Ismaël MAURAY

Ismaël MAURAY, peinture sur toile, collection Musée Art et Déchirure

« Né à Caen en 1973, Ismaël MAUREY, grandit dans la campagne Normande. Il vit avec pour voisins animaux et arbres. Les années sont bercées par le rythme des saisons, le rituel de l’abattage à l’automne, cochon, volailles, moutons et autres (…). Tristes sujets que ces os, ces carcasses, ces corps et ces souches ? Carcasse, os, souche, crâne, certes ce sont les vestiges d’une vie maintenant disparue qu’à l’ordinaire on oublie ou ne veut pas voir, mais ce sont de multiples prétextes à parler d’ombres, celles qui éclairent, décrivent, organisent et font surgir le relief pour vous proposer un rêve : celui de votre lecture. Avec le corps humain, Ismaël MAUREY, montre une lecture de notre condition d’aujourd’hui. Les corps sont torturés, obèses, maigres et les visages ne sont que cri et douleur. »

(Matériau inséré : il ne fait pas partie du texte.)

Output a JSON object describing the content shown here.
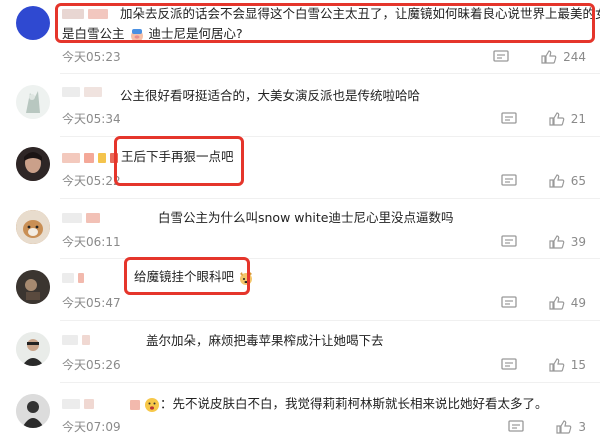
{
  "colors": {
    "accent_red": "#e5352b",
    "meta_gray": "#8a8a8a"
  },
  "comments": [
    {
      "text_line1": "加朵去反派的话会不会显得这个白雪公主太丑了，让魔镜如何昧着良心说世界上最美的女人",
      "text_line2a": "是白雪公主",
      "text_line2b": "迪士尼是何居心?",
      "time": "今天05:23",
      "likes": "244"
    },
    {
      "text": "公主很好看呀挺适合的，大美女演反派也是传统啦哈哈",
      "time": "今天05:34",
      "likes": "21"
    },
    {
      "text": "王后下手再狠一点吧",
      "time": "今天05:22",
      "likes": "65"
    },
    {
      "text": "白雪公主为什么叫snow white迪士尼心里没点逼数吗",
      "time": "今天06:11",
      "likes": "39"
    },
    {
      "text": "给魔镜挂个眼科吧",
      "time": "今天05:47",
      "likes": "49"
    },
    {
      "text": "盖尔加朵，麻烦把毒苹果榨成汁让她喝下去",
      "time": "今天05:26",
      "likes": "15"
    },
    {
      "text": "：先不说皮肤白不白，我觉得莉莉柯林斯就长相来说比她好看太多了。",
      "time": "今天07:09",
      "likes": "3"
    }
  ],
  "icons": {
    "reply": "comment-icon",
    "like": "thumbs-up-icon"
  }
}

extrait de la notice biographique du site d’Ismaël MAURAY

Agnès MAITREJEAN et Laurent DESCOTILS

Agnès MAITREJEAN et DESCOTILS, Animaux volontaires, boîte animée, collection Musée Art et Déchirure

« (…) On travaille à fixer le fugitif, à cadrer le mobile, à donner de la couleur aux fantômes et de la matière à l’insaisissable. Le travail d’Agnès MaItrejean s’inscrit dans cet esprit. (…). Son travail ne montre ni ne démontre : il (…) donne l’idée que l’art comme la vie sont un jeu (…) même si c’est avec le sourire du chat d’Alice aux Pays des merveilles. »
O. Ponsard


« Impertinentes, inattendues, humoristiques, sont les qualités évidentes des «sculptures–machines» de ce duo d’artistes. Agnès Maitrejean et Laurent Descotils sont nés à Paris (…). Ils ont (…) créé, loin des modes, un monde très personnel, proche des gens, plein de vie et de fraicheur. Agnès dessine sur les planches en bois des personnages que Laurent découpe soigneusement à la scie sauteuse. Les motifs sont peints à l’acrylique, assemblés entre eux, trouvant leur place dans la composition. Des rouages reliés par des courroies impriment des mouvements aux sujets, par la magie de l’électricité. D’autres pièces se laisseront entraîner par une main énergique à l’aide d’une manivelle. La modernité évidente du travail de Maitrejean et Descotils allie néanmoins le charme désuet de l’art populaire, de l’art forain et des images d’Épinal. »
Antonio Saint Silvestre

Daniel ROGER

Daniel ROGER, Casemate, 2016, sculpture, papier et colle, collection Musée Art et Déchirure

Marc GIAI-MINIET

Marc Giai-Miniet est né en 1946. Il peint avec beaucoup de force un monde souterrain. Il fabrique aussi dans des matériaux divers de petites scènes situées dans des boîtes : des montages à la fois fantasmés et réalistes d’immeubles vus en coupe, locaux aménagés pour des causes obscures, laboratoires, ateliers, coins d’usines, dépôts d’archives.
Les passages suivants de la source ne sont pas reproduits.